On one hand, self-awareness of how you appear to others is important and can explain how and why people interact with you the way they do. That is useful information. As much as I hate photos and videos of myself, because it becomes quite apparent, but I do find it somewhat useful.

On the other hand, knowing that information, and if you are truly concerned with that perception, then that requires some masking/camouflaging of your natural autistic behaviors. It can be quite exhausting, and is difficult to maintain, as you are likely aware.

I work with the public and with a large team of people. I really have to pace myself. Otherwise, I am absolutely trashed by the end of the day.
Definitely, too many interactions, especially if you do some of the things that are too overwhelming can can be exhausting.
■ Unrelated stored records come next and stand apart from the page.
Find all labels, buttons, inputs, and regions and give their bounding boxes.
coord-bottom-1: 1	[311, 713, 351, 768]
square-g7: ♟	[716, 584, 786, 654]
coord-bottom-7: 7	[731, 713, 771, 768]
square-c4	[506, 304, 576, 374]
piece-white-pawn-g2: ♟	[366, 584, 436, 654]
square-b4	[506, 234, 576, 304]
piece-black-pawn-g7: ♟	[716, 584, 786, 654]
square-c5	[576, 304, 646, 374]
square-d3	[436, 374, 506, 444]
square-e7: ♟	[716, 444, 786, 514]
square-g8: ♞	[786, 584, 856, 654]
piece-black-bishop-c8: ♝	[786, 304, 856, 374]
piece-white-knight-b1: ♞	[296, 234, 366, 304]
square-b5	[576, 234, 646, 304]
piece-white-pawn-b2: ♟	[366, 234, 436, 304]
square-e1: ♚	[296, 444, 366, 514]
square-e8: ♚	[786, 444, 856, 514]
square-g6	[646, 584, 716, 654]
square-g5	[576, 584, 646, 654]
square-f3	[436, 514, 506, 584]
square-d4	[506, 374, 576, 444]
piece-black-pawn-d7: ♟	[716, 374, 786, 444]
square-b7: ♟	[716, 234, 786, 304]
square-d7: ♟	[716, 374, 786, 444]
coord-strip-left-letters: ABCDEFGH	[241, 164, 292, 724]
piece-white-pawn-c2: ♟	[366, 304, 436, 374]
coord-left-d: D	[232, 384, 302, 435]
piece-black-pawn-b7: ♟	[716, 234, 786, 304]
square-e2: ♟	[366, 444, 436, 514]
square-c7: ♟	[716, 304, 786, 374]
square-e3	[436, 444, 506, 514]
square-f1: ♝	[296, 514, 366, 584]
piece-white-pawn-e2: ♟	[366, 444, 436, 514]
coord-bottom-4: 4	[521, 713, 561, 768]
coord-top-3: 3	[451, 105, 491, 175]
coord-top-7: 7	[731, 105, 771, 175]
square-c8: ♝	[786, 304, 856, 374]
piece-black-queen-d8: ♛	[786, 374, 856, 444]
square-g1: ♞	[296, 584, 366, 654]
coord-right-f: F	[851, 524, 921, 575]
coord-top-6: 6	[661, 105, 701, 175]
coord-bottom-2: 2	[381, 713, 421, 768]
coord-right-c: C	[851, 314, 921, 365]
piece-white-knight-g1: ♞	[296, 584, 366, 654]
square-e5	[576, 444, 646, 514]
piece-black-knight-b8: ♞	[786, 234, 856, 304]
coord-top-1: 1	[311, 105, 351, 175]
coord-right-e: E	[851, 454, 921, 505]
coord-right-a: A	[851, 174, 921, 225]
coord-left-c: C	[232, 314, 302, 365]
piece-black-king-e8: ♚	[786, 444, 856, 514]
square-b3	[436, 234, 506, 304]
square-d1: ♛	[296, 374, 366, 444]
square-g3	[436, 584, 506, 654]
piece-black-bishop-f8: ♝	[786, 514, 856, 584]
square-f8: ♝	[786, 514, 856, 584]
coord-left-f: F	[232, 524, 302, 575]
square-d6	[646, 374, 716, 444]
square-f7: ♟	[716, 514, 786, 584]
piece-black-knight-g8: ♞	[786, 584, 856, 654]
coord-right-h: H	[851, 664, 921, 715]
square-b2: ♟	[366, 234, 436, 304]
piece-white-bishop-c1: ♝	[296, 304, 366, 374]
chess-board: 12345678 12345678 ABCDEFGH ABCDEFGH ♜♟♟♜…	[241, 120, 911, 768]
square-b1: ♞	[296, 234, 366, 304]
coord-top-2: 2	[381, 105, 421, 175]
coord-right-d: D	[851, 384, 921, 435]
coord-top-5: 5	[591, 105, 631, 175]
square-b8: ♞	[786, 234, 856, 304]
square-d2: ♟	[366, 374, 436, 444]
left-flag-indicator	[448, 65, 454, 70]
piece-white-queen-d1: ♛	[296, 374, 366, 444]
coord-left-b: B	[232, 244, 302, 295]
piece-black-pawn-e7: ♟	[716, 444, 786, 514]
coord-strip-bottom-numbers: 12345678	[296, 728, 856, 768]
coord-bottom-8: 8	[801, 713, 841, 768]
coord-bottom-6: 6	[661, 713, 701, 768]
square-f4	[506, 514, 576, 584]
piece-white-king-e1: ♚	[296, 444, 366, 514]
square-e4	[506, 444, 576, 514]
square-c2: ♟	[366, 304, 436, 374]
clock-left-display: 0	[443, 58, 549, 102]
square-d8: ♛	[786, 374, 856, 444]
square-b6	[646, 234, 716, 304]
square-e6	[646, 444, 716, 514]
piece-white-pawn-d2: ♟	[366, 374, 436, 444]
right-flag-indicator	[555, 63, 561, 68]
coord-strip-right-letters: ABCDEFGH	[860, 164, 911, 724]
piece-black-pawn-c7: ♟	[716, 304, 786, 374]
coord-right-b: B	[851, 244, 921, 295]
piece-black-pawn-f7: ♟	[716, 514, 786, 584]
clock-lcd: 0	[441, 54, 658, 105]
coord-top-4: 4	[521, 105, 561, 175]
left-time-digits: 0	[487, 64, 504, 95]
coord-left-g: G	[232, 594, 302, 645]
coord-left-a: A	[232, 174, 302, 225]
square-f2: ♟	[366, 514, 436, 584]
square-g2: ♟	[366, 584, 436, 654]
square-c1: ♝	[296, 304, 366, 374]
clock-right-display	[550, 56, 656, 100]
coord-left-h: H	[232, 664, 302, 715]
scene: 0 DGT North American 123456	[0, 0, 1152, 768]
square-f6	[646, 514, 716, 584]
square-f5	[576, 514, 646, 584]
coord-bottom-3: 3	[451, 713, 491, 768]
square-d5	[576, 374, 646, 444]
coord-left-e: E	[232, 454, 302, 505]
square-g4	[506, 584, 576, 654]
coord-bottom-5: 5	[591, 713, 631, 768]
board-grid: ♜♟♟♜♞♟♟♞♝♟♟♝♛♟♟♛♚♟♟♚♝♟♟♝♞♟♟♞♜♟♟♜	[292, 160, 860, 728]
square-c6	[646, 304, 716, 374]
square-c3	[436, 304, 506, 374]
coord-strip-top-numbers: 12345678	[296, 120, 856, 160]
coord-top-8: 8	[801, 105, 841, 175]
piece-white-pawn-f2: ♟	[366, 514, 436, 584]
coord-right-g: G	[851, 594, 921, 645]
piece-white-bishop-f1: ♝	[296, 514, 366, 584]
Tbh I'm rather approaching it in a manner that if someone makes a sad face or starts to hesitate continuing what they were saying, because I'm looking to the side to concentrate, I'm telling them that I'm concentrating and it has wkrked so far. Or I'm telling them why I don't want to do something even if it's "weird" and that it's not about them. I had no clue that people thought things like that mean I'm disinterested and don't like them.
 
Definitely, too many interactions, especially if you do some of the things that are too overwhelming can can be exhausting.

Tbh I'm rather approaching it in a manner that if someone makes a sad face or starts to hesitate continuing what they were saying, because I'm looking to the side to concentrate, I'm telling them that I'm concentrating and it has wkrked so far. Or I'm telling them why I don't want to do something even if it's "weird" and that it's not about them. I had no clue that people thought things like that mean I'm disinterested and don't like them.
It's not your fault. People often think I'm disinterested or don't like them because I can be standoffish and kind of "blank" when I first meet people. A lot of my irl friends have actually said "I thought you didn't like me at first."

Telling them that it's because you're concentrating or that it's not about them is great communication and I'm glad it's working.